Me [A] expose qu’elle a régulièrement été félicitée par Me [Z] jusqu’à ce qu’elle annonce sa grossesse, au retour des congés de ce dernier à la fin de l’été 2024 : si cette annonce n’a pas entraîné de critiques ou de retours négatifs sur le coup, Me [A] expose qu’il en a été différemment lorsqu’elle a commencé à avoir besoin d’alléger sa charge de travail en lien avec sa grossesse. Elle expose qu’à partir du 18 septembre 2024, elle s’est mise à saigner abondamment et elle a cru faire une fausse couche mais qu’elle est cependant revenue travailler l’après-midi même et que les 14 et 15 octobre suivant, sa gynécologue lui a demandé de prendre un arrêt de travail pour qu’elle puisse se reposer, ce qu’elle a cependant refusé pour ne pas perdre sa collaboration. Elle expose qu’elle a même fait un déplacement à [Localité 8] le 4 novembre 2024 puis qu’elle a fait des malaises dans les jours qui ont suivi.
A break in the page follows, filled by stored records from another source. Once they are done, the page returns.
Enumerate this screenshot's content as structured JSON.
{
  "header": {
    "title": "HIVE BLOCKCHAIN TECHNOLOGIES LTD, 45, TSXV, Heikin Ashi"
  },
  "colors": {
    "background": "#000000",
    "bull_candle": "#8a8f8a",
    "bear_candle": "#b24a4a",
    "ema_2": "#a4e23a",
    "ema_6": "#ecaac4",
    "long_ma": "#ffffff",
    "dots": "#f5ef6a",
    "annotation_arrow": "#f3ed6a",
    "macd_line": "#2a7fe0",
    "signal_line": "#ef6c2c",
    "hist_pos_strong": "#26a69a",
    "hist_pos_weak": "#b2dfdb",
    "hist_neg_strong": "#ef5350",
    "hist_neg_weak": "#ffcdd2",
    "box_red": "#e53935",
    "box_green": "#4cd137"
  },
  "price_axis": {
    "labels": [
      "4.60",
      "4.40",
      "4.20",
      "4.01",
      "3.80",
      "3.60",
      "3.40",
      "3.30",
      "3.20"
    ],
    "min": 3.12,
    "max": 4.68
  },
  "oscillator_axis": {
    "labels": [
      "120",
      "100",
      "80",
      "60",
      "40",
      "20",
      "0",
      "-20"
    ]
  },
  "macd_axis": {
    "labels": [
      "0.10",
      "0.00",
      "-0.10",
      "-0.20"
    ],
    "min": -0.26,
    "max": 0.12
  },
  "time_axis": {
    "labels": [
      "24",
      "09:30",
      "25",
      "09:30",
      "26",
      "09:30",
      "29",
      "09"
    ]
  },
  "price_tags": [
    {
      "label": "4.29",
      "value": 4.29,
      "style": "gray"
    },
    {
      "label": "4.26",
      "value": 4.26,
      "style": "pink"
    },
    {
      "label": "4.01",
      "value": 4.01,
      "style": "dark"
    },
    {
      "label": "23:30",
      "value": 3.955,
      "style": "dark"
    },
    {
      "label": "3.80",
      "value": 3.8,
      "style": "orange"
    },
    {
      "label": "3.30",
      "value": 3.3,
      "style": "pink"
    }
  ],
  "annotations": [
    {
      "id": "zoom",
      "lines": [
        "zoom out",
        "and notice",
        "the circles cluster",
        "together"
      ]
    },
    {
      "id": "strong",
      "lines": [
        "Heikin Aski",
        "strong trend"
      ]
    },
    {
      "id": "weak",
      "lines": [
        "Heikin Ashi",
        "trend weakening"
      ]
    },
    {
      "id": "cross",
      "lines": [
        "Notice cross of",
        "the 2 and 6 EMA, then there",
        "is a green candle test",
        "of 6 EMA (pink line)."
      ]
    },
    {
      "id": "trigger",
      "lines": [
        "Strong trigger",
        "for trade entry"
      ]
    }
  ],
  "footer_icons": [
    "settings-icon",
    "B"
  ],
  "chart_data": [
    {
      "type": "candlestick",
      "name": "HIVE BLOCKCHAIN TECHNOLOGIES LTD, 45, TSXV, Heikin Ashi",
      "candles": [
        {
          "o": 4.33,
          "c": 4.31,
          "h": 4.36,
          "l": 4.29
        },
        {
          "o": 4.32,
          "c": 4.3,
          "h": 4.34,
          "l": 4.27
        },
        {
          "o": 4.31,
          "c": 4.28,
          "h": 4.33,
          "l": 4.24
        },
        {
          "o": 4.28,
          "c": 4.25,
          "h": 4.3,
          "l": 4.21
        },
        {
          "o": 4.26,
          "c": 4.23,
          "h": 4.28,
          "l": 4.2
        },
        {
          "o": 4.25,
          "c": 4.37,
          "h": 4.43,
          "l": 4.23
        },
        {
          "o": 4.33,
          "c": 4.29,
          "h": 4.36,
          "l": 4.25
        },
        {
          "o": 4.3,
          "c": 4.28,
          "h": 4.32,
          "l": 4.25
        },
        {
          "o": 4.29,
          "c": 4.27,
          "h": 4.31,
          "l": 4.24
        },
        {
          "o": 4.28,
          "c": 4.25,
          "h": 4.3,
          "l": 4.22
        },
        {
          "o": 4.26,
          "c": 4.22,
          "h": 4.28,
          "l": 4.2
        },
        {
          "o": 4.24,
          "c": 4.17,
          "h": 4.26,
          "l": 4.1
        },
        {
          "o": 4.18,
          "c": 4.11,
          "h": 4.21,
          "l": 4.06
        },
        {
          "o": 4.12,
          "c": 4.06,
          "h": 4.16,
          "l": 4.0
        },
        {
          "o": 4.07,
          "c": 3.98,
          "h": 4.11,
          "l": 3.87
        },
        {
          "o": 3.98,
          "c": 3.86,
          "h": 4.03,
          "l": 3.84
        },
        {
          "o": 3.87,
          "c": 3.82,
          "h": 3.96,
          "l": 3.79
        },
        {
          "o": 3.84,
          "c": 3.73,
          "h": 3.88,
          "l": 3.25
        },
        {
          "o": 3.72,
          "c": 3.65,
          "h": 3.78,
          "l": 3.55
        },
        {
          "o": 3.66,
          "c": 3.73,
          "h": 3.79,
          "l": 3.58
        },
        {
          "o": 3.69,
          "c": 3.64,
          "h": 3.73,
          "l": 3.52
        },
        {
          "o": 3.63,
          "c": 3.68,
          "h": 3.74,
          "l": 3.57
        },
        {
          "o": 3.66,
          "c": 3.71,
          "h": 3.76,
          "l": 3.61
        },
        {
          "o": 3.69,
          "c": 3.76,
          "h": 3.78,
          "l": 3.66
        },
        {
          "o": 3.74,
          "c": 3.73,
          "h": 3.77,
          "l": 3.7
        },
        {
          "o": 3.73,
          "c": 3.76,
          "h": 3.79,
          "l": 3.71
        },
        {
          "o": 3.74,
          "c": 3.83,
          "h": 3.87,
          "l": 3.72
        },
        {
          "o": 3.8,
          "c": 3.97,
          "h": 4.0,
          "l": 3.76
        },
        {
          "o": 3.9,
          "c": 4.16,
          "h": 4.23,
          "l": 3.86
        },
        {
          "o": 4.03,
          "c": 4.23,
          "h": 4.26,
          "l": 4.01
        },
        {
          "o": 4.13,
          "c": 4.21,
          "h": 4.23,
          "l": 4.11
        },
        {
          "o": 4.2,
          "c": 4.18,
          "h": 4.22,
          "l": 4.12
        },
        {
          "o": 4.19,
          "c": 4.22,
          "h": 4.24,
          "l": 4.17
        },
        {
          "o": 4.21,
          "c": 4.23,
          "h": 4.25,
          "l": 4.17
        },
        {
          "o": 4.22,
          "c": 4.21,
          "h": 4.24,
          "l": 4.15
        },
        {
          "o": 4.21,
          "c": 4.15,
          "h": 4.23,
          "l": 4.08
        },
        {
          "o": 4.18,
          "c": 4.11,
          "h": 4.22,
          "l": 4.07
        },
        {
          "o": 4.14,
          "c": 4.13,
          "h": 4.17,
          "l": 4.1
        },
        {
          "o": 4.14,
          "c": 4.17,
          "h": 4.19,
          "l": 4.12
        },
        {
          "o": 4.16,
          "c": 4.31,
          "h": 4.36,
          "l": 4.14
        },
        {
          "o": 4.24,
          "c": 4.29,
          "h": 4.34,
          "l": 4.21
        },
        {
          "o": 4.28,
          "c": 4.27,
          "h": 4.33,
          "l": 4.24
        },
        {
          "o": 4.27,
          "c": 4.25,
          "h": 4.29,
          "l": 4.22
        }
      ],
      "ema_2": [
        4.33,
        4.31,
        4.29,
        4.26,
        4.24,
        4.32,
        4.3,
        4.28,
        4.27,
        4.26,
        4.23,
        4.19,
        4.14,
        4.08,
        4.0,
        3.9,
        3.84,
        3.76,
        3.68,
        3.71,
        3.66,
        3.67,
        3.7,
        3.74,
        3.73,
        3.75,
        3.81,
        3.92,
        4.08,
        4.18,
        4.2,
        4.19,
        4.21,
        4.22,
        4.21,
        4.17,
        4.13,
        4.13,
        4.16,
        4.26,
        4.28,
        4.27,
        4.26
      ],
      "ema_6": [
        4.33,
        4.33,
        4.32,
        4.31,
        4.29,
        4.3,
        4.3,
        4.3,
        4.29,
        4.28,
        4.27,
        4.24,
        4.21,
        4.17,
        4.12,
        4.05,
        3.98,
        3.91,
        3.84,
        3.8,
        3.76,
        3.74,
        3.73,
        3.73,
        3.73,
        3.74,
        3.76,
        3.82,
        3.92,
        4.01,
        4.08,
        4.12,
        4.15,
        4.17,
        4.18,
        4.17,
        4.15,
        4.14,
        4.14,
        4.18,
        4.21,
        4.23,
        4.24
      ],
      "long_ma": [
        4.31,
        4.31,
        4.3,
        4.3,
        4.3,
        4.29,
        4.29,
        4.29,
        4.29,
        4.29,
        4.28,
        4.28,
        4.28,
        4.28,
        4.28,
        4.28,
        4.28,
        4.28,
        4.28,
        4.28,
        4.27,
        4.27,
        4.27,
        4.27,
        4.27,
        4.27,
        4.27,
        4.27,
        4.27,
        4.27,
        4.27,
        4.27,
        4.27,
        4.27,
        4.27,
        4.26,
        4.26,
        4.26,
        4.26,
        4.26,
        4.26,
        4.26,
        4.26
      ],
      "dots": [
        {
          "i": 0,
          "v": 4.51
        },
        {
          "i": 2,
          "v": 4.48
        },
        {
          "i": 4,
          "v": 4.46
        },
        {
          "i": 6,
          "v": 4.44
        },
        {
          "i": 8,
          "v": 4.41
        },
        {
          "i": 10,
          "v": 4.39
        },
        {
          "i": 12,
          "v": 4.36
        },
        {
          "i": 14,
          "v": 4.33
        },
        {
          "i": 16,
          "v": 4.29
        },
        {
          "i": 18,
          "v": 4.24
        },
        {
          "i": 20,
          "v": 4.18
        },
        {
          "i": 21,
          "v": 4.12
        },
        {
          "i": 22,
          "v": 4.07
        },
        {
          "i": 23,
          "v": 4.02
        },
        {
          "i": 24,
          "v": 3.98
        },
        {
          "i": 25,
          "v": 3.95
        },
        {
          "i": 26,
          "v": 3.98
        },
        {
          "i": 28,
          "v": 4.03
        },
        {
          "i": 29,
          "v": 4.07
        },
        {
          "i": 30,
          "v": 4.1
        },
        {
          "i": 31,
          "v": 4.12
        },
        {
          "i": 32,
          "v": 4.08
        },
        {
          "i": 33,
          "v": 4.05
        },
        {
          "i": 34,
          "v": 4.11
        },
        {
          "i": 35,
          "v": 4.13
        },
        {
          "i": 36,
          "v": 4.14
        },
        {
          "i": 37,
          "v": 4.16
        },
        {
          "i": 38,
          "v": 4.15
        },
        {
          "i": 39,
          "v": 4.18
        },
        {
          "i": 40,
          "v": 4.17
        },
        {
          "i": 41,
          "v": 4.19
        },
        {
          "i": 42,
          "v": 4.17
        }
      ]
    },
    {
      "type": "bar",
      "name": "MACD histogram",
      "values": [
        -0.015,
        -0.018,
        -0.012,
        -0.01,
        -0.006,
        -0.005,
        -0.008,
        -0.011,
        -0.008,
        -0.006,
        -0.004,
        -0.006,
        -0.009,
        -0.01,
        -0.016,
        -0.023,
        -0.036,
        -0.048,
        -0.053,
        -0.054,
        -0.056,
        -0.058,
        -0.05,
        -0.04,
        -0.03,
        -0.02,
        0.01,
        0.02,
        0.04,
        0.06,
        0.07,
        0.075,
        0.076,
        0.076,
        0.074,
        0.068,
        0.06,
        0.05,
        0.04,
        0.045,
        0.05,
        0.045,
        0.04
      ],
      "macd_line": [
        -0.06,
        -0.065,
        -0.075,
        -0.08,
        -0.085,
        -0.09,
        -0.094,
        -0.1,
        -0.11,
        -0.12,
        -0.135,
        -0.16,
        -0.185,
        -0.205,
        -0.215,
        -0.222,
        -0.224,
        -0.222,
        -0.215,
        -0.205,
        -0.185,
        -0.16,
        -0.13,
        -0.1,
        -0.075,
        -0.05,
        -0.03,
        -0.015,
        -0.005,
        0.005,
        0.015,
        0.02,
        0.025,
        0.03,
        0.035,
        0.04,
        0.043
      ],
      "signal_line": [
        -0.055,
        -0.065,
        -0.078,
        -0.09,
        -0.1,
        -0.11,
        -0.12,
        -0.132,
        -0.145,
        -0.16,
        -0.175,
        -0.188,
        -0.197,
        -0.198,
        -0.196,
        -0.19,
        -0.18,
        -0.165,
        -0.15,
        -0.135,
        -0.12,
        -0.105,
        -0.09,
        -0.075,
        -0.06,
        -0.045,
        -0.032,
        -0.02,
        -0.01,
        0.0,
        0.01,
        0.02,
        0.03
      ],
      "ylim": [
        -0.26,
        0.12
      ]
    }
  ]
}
S’agissant de l’attestation de Me [W], Me [A] expose que celle-ci n’appréciait pas d’être relancée alors qu’elle était difficilement joignable et que la critique de Me [X], du barreau de Lyon, ne peut s’adresser qu’à Me [Z] lui-même dès lors qu’elle porte sur une période où elle était elle-même salariée (en tant qu’assistante juridique puis avocate). S’agissant de l’attestation de Me [J], Me [A] expose que c’est Me [Z] lui-même qui mettait en concurrence les collaboratrices et que cette avocate confirme le désengagement total de celui-ci dans la gestion des dossiers qui leur étaient confiés. S’agissant de l’attestation de Mme [O], Me [A] indique qu’elle collaborait facilement avec elle et que Mme [O] la remerciait lorsqu’elle attirait son attention sur un dossier à traiter. En ce qui concerne ce qu’indique Mme [I], Me [A] expose qu’il résulte de la jurisprudence de la chambre sociale que la collaboratrice doit pouvoir avoir accès au secrétariat pour ses dossiers personnels. Me [A] fait valoir d’autres attestations, de Mes [H] et [L], qui font état de son sérieux et elle analyse plusieurs dossiers traités par elle. Pour ce qui est de l’attestation de l’association UFC – Que Choisir, Me [A] expose que celle-ci n’a jamais demandé à Me [Z] de ne plus la faire travailler sur ses dossiers. Me [A] expose qu’en raison du comportement de Me [Z], elle fait aujourd’hui l’objet d’un suivi psychologique et elle considère qu’il va lui être plus difficile de revenir dans la profession après un arrêt aussi long.
Me [A] considère que le contexte de la rupture du contrat de collaboration justifie que le préjudice moral lui soit indemnisé dans des proportions plus importantes que celles retenues dans la décision de première instance et qu’à l’angoisse de la grossesse s’est ajoutée celle d’une situation financière plus précaire.
Le Syndicat des Avocats de France, développant les termes de ses conclusions remises le 17 juin 2025, demande à la cour de :
le déclarer recevable en son intervention volontaire ;
faire droit à la demande de Me [A] s’agissant de la nullité de la rupture de son contrat de collaboration et des conséquences y attachées.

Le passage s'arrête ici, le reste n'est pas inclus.